CHARLESTON – A Raleigh County laboratory can continue to operate, despite allegations of employees falsifying coal industry water quality samples, the West Virginia Environmental Quality Board ruled Wednesday.
The board held a hearing on the matter Monday.
In its five-page order granting motion for stay, the board majority sided with Appalachian Laboratories Inc., saying it “sufficiently demonstrated that irreparable harm will occur if a stay is not afforded.”
On Thursday, Appalachian’s lawyer, Joseph Jenkins of Charleston law firm Lewis Glasser Casey & Rollins PLLC, filed a notice of appeal and motion for stay in the case.
The West Virginia Department of Environmental Protection had issued an order Oct. 21 revoking the lab’s certification after a former employee told a federal judge earlier this month that he and others at the lab faked samples so the company wouldn’t lose the coal companies’ business.
John W. Shelton, who was a field technician and then a field supervisor for Appalachian, testified before Judge Irene Berger at an Oct. 9 hearing that the coal companies put pressure on the water companies to “get good water data.” The hearing was part of an ongoing federal criminal investigation.
Shelton, who signed a plea agreement with prosecutors in late August, left his job at Appalachian in September. He is set to be sentenced in February. He could face up to five years in jail and a fine of up to $250,000.

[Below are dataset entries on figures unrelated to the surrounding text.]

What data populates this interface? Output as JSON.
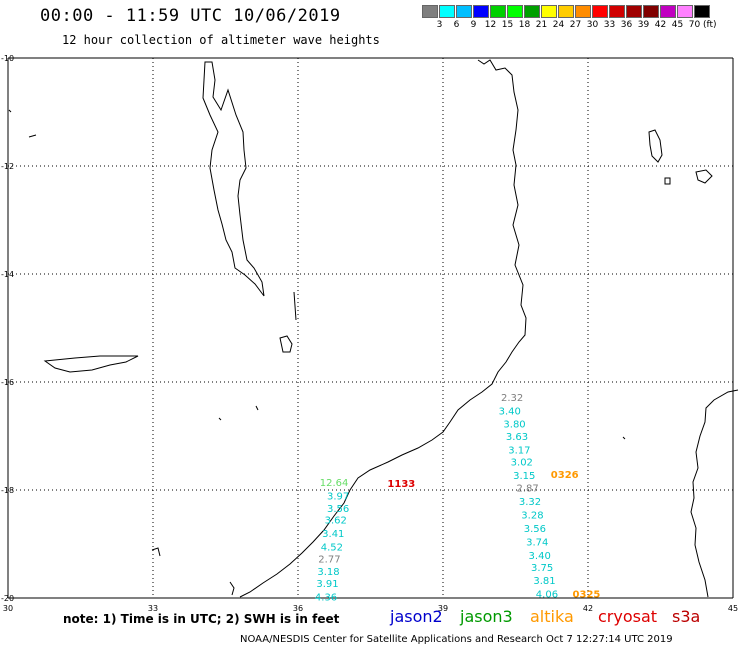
{
  "header": {
    "title": "00:00 - 11:59 UTC 10/06/2019",
    "subtitle": "12 hour collection of altimeter wave heights"
  },
  "scale": {
    "colors": [
      "#7f7f7f",
      "#00ffff",
      "#00bfff",
      "#0000ff",
      "#00d000",
      "#00ff00",
      "#00a000",
      "#ffff00",
      "#ffcc00",
      "#ff8c00",
      "#ff0000",
      "#d00000",
      "#a00000",
      "#800000",
      "#c000c0",
      "#ff80ff",
      "#000000"
    ],
    "labels": [
      "3",
      "6",
      "9",
      "12",
      "15",
      "18",
      "21",
      "24",
      "27",
      "30",
      "33",
      "36",
      "39",
      "42",
      "45",
      "70"
    ],
    "unit": "(ft)"
  },
  "map": {
    "lon_range": [
      30,
      45
    ],
    "lat_range": [
      -20,
      -10
    ],
    "lon_ticks": [
      "30",
      "33",
      "36",
      "39",
      "42",
      "45"
    ],
    "lat_ticks": [
      "-10",
      "-12",
      "-14",
      "-16",
      "-18",
      "-20"
    ],
    "grid": "dotted"
  },
  "observations": [
    {
      "text": "12.64",
      "lon": 36.45,
      "lat": -17.85,
      "color": "#66dd66"
    },
    {
      "text": "3.97",
      "lon": 36.6,
      "lat": -18.1,
      "color": "#00c8c8"
    },
    {
      "text": "3.56",
      "lon": 36.6,
      "lat": -18.33,
      "color": "#00c8c8"
    },
    {
      "text": "3.62",
      "lon": 36.55,
      "lat": -18.55,
      "color": "#00c8c8"
    },
    {
      "text": "3.41",
      "lon": 36.5,
      "lat": -18.8,
      "color": "#00c8c8"
    },
    {
      "text": "4.52",
      "lon": 36.47,
      "lat": -19.05,
      "color": "#00c8c8"
    },
    {
      "text": "2.77",
      "lon": 36.42,
      "lat": -19.27,
      "color": "#7f7f7f"
    },
    {
      "text": "3.18",
      "lon": 36.4,
      "lat": -19.5,
      "color": "#00c8c8"
    },
    {
      "text": "3.91",
      "lon": 36.38,
      "lat": -19.72,
      "color": "#00c8c8"
    },
    {
      "text": "4.36",
      "lon": 36.35,
      "lat": -19.97,
      "color": "#00c8c8"
    },
    {
      "text": "1133",
      "lon": 37.85,
      "lat": -17.87,
      "color": "#dd0000",
      "bold": true
    },
    {
      "text": "2.32",
      "lon": 40.2,
      "lat": -16.28,
      "color": "#7f7f7f"
    },
    {
      "text": "3.40",
      "lon": 40.15,
      "lat": -16.53,
      "color": "#00c8c8"
    },
    {
      "text": "3.80",
      "lon": 40.25,
      "lat": -16.77,
      "color": "#00c8c8"
    },
    {
      "text": "3.63",
      "lon": 40.3,
      "lat": -17.0,
      "color": "#00c8c8"
    },
    {
      "text": "3.17",
      "lon": 40.35,
      "lat": -17.25,
      "color": "#00c8c8"
    },
    {
      "text": "3.02",
      "lon": 40.4,
      "lat": -17.47,
      "color": "#00c8c8"
    },
    {
      "text": "3.15",
      "lon": 40.45,
      "lat": -17.72,
      "color": "#00c8c8"
    },
    {
      "text": "0326",
      "lon": 41.23,
      "lat": -17.7,
      "color": "#ff9900",
      "bold": true
    },
    {
      "text": "2.87",
      "lon": 40.52,
      "lat": -17.95,
      "color": "#7f7f7f"
    },
    {
      "text": "3.32",
      "lon": 40.57,
      "lat": -18.2,
      "color": "#00c8c8"
    },
    {
      "text": "3.28",
      "lon": 40.62,
      "lat": -18.45,
      "color": "#00c8c8"
    },
    {
      "text": "3.56",
      "lon": 40.67,
      "lat": -18.7,
      "color": "#00c8c8"
    },
    {
      "text": "3.74",
      "lon": 40.72,
      "lat": -18.95,
      "color": "#00c8c8"
    },
    {
      "text": "3.40",
      "lon": 40.77,
      "lat": -19.2,
      "color": "#00c8c8"
    },
    {
      "text": "3.75",
      "lon": 40.82,
      "lat": -19.43,
      "color": "#00c8c8"
    },
    {
      "text": "3.81",
      "lon": 40.87,
      "lat": -19.67,
      "color": "#00c8c8"
    },
    {
      "text": "4.06",
      "lon": 40.92,
      "lat": -19.92,
      "color": "#00c8c8"
    },
    {
      "text": "0325",
      "lon": 41.68,
      "lat": -19.92,
      "color": "#ff9900",
      "bold": true
    }
  ],
  "footer": {
    "note": "note: 1) Time is in UTC; 2) SWH is in feet",
    "satellites": [
      {
        "name": "jason2",
        "color": "#0000cc"
      },
      {
        "name": "jason3",
        "color": "#009900"
      },
      {
        "name": "altika",
        "color": "#ff9900"
      },
      {
        "name": "cryosat",
        "color": "#dd0000"
      },
      {
        "name": "s3a",
        "color": "#bb0000"
      }
    ],
    "credit": "NOAA/NESDIS Center for Satellite Applications and Research   Oct  7 12:27:14 UTC 2019"
  }
}
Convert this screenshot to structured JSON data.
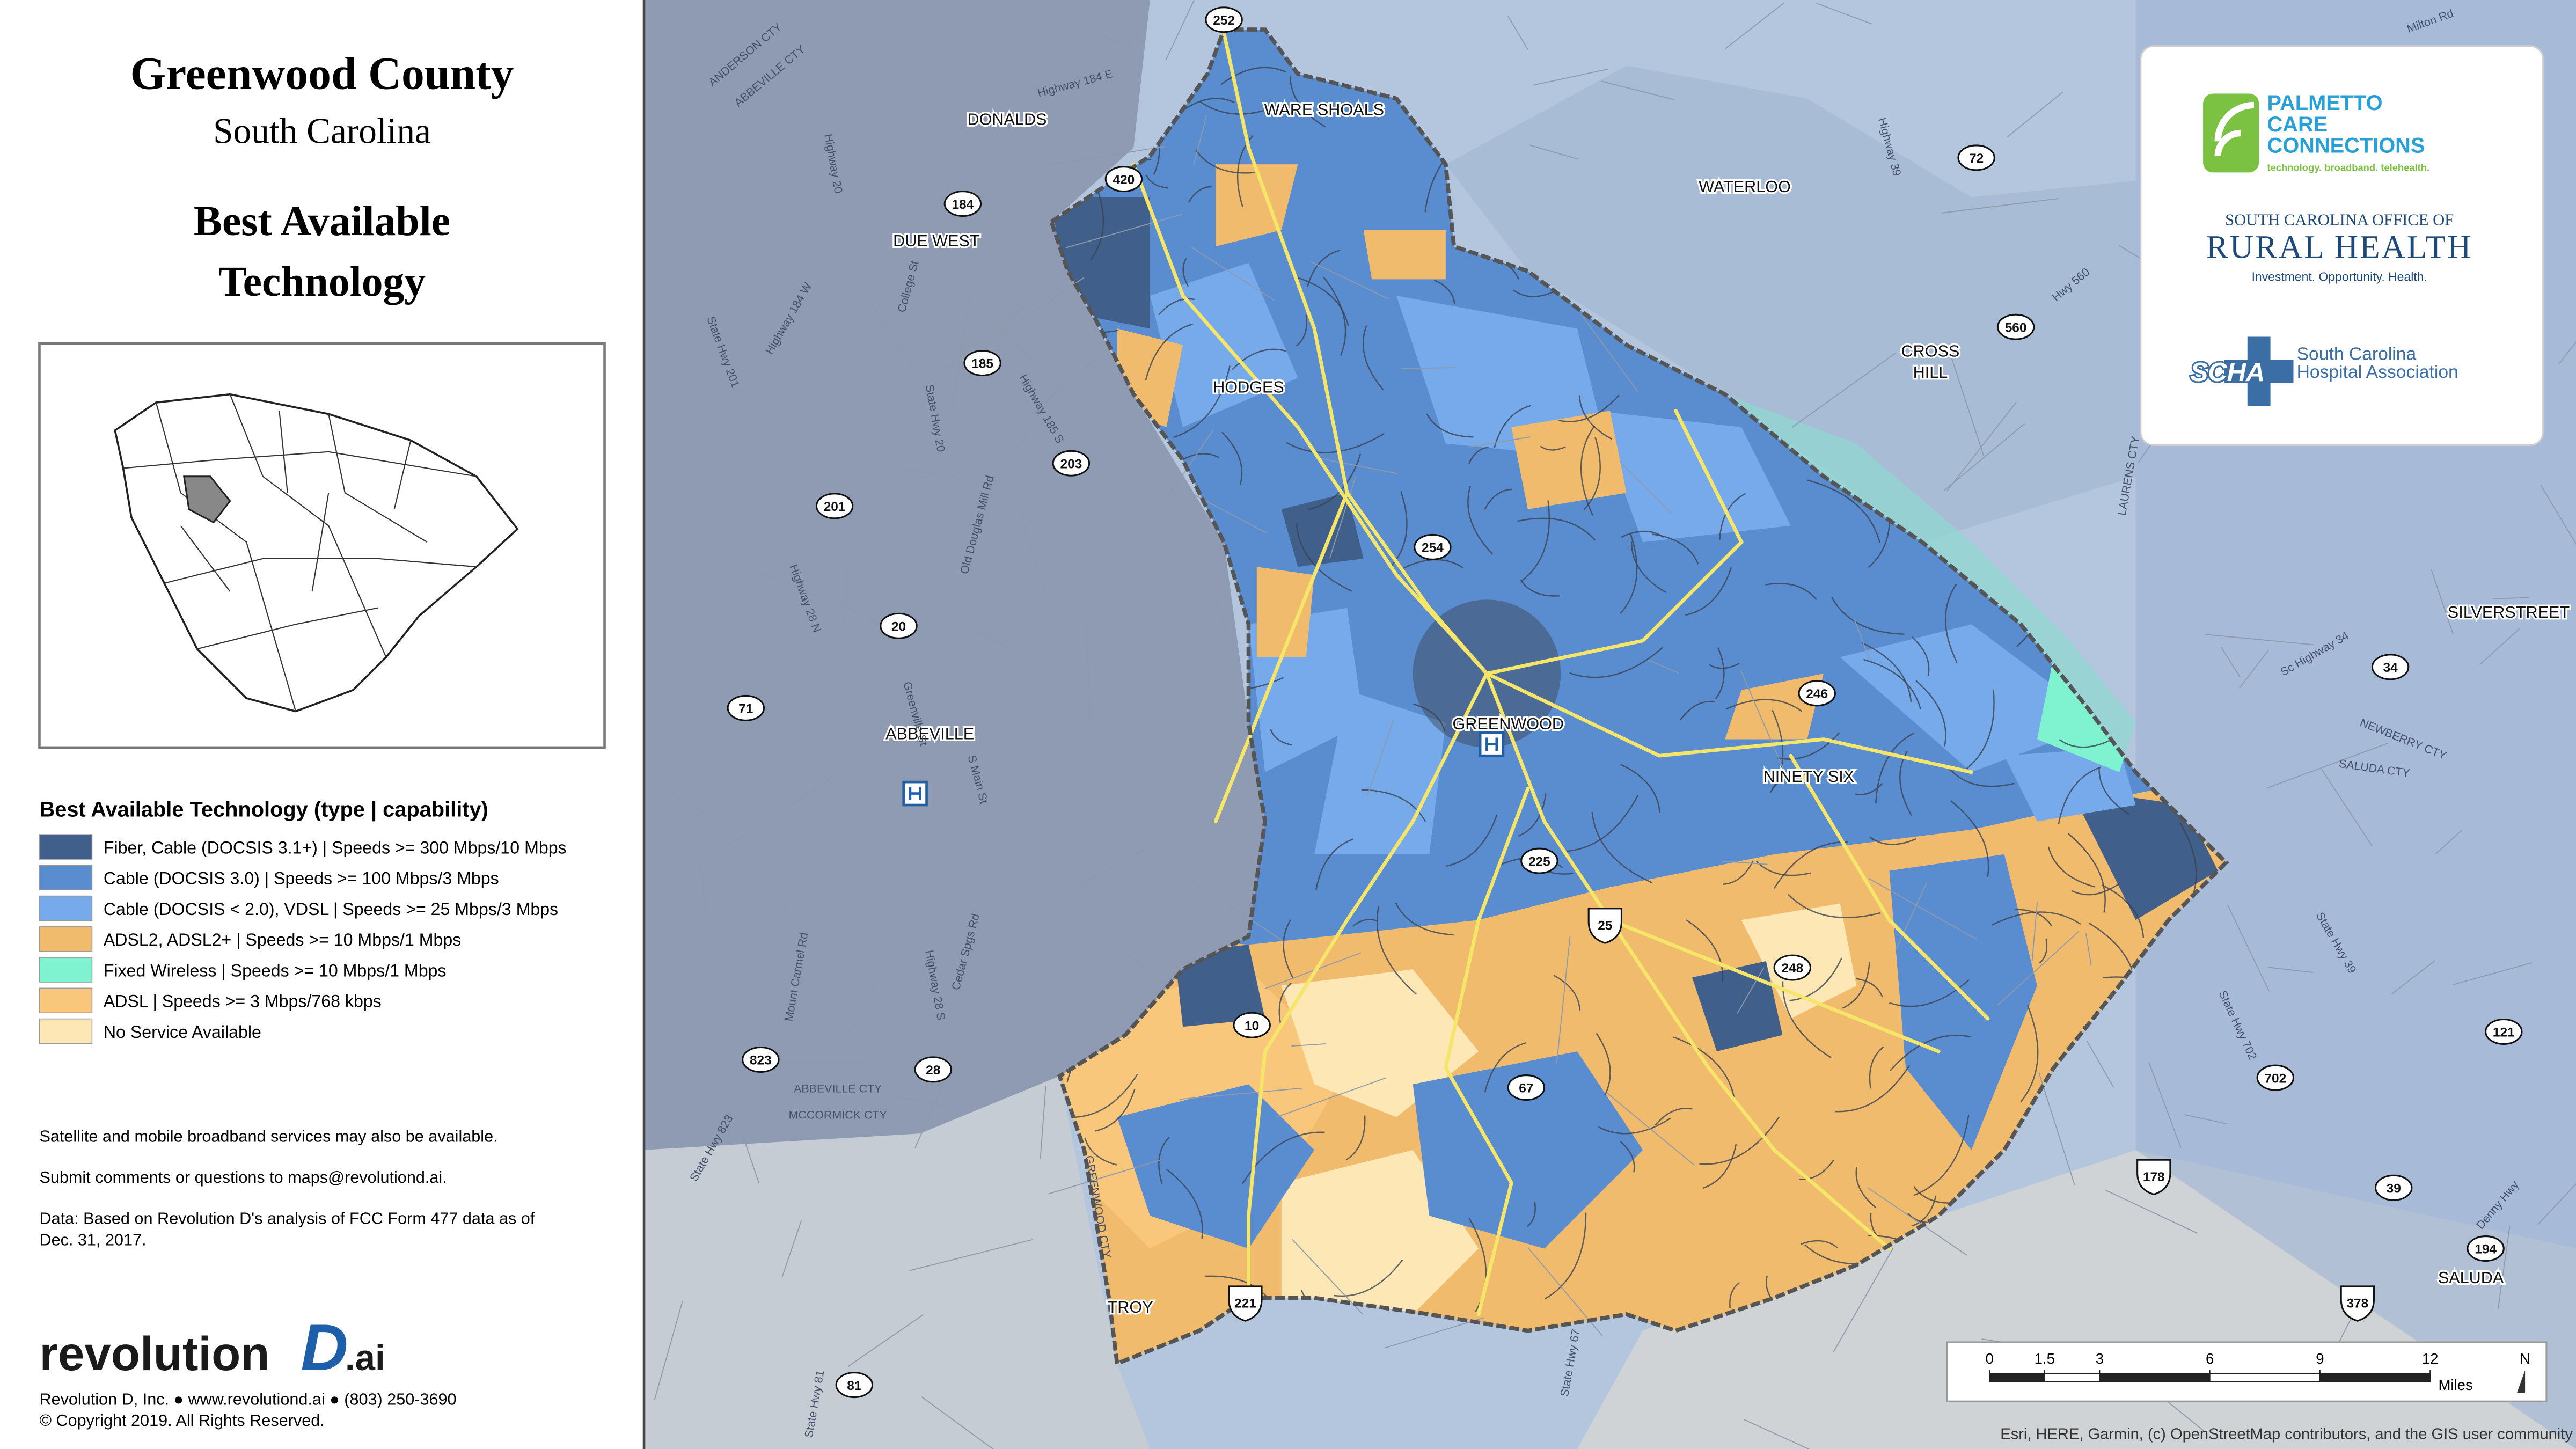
{
  "header": {
    "title": "Greenwood County",
    "subtitle": "South Carolina",
    "heading": [
      "Best Available",
      "Technology"
    ]
  },
  "legend": {
    "title": "Best Available Technology (type | capability)",
    "items": [
      {
        "label": "Fiber, Cable (DOCSIS 3.1+) | Speeds >= 300 Mbps/10 Mbps",
        "color": "#415f8b"
      },
      {
        "label": "Cable (DOCSIS 3.0) | Speeds >= 100 Mbps/3 Mbps",
        "color": "#5a8cd0"
      },
      {
        "label": "Cable (DOCSIS < 2.0), VDSL | Speeds >= 25 Mbps/3 Mbps",
        "color": "#76aaea"
      },
      {
        "label": "ADSL2, ADSL2+ | Speeds >= 10 Mbps/1 Mbps",
        "color": "#f0bb6c"
      },
      {
        "label": "Fixed Wireless | Speeds >= 10 Mbps/1 Mbps",
        "color": "#7ff3d0"
      },
      {
        "label": "ADSL | Speeds >= 3 Mbps/768 kbps",
        "color": "#f9c77c"
      },
      {
        "label": "No Service Available",
        "color": "#fde7b4"
      }
    ]
  },
  "notes": [
    [
      "Satellite and mobile broadband services may also be available."
    ],
    [
      "Submit comments or questions to maps@revolutiond.ai."
    ],
    [
      "Data: Based on Revolution D's analysis of FCC Form 477 data as of",
      "Dec. 31, 2017."
    ]
  ],
  "footer": {
    "brand": "revolution",
    "brand_mark": "D",
    "brand_suffix": ".ai",
    "contact": "Revolution D, Inc. ● www.revolutiond.ai ● (803) 250-3690",
    "copyright": "© Copyright 2019. All Rights Reserved."
  },
  "logos": {
    "palmetto": [
      "PALMETTO",
      "CARE",
      "CONNECTIONS"
    ],
    "palmetto_tagline": "technology. broadband. telehealth.",
    "rural_top": "SOUTH CAROLINA OFFICE OF",
    "rural_name": "RURAL HEALTH",
    "rural_tagline": "Investment. Opportunity. Health.",
    "scha": "SCHA",
    "scha_name": [
      "South Carolina",
      "Hospital Association"
    ]
  },
  "map": {
    "places": [
      {
        "lines": [
          "DONALDS"
        ]
      },
      {
        "lines": [
          "WARE SHOALS"
        ]
      },
      {
        "lines": [
          "WATERLOO"
        ]
      },
      {
        "lines": [
          "DUE WEST"
        ]
      },
      {
        "lines": [
          "HODGES"
        ]
      },
      {
        "lines": [
          "CROSS",
          "HILL"
        ]
      },
      {
        "lines": [
          "GREENWOOD"
        ]
      },
      {
        "lines": [
          "ABBEVILLE"
        ]
      },
      {
        "lines": [
          "NINETY SIX"
        ]
      },
      {
        "lines": [
          "SILVERSTREET"
        ]
      },
      {
        "lines": [
          "SALUDA"
        ]
      },
      {
        "lines": [
          "TROY"
        ]
      }
    ],
    "routes": [
      "252",
      "420",
      "184",
      "185",
      "203",
      "201",
      "254",
      "20",
      "71",
      "246",
      "225",
      "25",
      "248",
      "10",
      "67",
      "823",
      "28",
      "178",
      "221",
      "81",
      "72",
      "560",
      "34",
      "121",
      "702",
      "39",
      "194",
      "378"
    ],
    "road_labels": [
      "Highway 184 E",
      "ANDERSON CTY",
      "ABBEVILLE CTY",
      "College St",
      "Highway 184 W",
      "State Hwy 201",
      "Highway 20",
      "State Hwy 20",
      "Highway 185 S",
      "Old Douglas Mill Rd",
      "Highway 28 N",
      "Greenville St",
      "S Main St",
      "Mount Carmel Rd",
      "Cedar Spgs Rd",
      "Highway 28 S",
      "ABBEVILLE CTY",
      "MCCORMICK CTY",
      "State Hwy 823",
      "State Hwy 81",
      "Highway 39",
      "Hwy 560",
      "LAURENS CTY",
      "Sc Highway 34",
      "NEWBERRY CTY",
      "SALUDA CTY",
      "State Hwy 39",
      "State Hwy 702",
      "Milton Rd",
      "Denny Hwy",
      "GREENWOOD CTY",
      "State Hwy 67"
    ],
    "scale_bar": {
      "ticks": [
        0,
        1.5,
        3,
        6,
        9,
        12
      ],
      "unit": "Miles",
      "north": "N"
    },
    "attribution": "Esri, HERE, Garmin, (c) OpenStreetMap contributors, and the GIS user community"
  }
}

In his motion for stay to the board, Jenkins argued that the DEP’s order lacked “substantial evidence” and would “result in an unjust hardship to Appalachian (Laboratories) and its employees.”
The board, in its order Wednesday, agreed with Jenkins that there was “insufficient evidence” provided that the likelihood of harm to the DEP and a coalition of environmental groups could result from granting the stay.
Appalachian Mountain Advocates, Sierra Club, Ohio Valley Environmental Coalition, West Virginia Highlands Conservancy and Coal River Mountain Watch filed a petition to intervene Thursday.
The groups contend they are affected because they rely on “accurate effluent and stream monitoring data in their daily work.”
“The Appellant offered testimony that the laboratory was recertified after the removal of the employee who admitted to falsifying and/or tampering with laboratory samples from February 2008 to approximately July 2013. Additionally, testimony was provided that since the removal of this employee, the Appellant’s laboratory was audited and changes were made to its standard operating procedures and other aspects of its operation,” the board wrote in its order.
“Finally, there was no data, documents, or other tangible evidence offered that showed that the laboratory engaged in any practices that violate the law since the removal of the employee who falsified and/or tampered with laboratory samples. The only evidence provided in support of revoking the Appellant’s certification was oral argument stating that the above referenced employee admitted to falsifying and/or tampering with laboratory samples from February 2008 to approximately July 2013, plead guilty to the allegations in Federal Court, and implicated additional employees currently working in the laboratory.”
The board majority also found there was “insufficient evidence” that the public interest will be harmed by granting the stay.
“The Appellant provided testimony that it will not be able to test water samples for its clients, which consist primarily of coal operators, if its certification is revoked immediately. The majority of the Board believes that this would result in a lack of ability for many coal operators to get water properly tested in a timely fashion, which would be detrimental to the public interest,” it wrote.
“Though it is understandable, as pointed out by the Appellees and lntervenors, that the public interest could equally be compromised if continuing problems of falsification and/or tampering with laboratory samples currently taking place or culpable parties were still employed at the laboratory. However, the Appellee and lntervenors offered no evidence to support this contention.”
The board said in its order that the appeal is set for an evidentiary hearing Dec. 11. At that time, the parties will have an opportunity to present evidence “in support of their respective positions,” it wrote.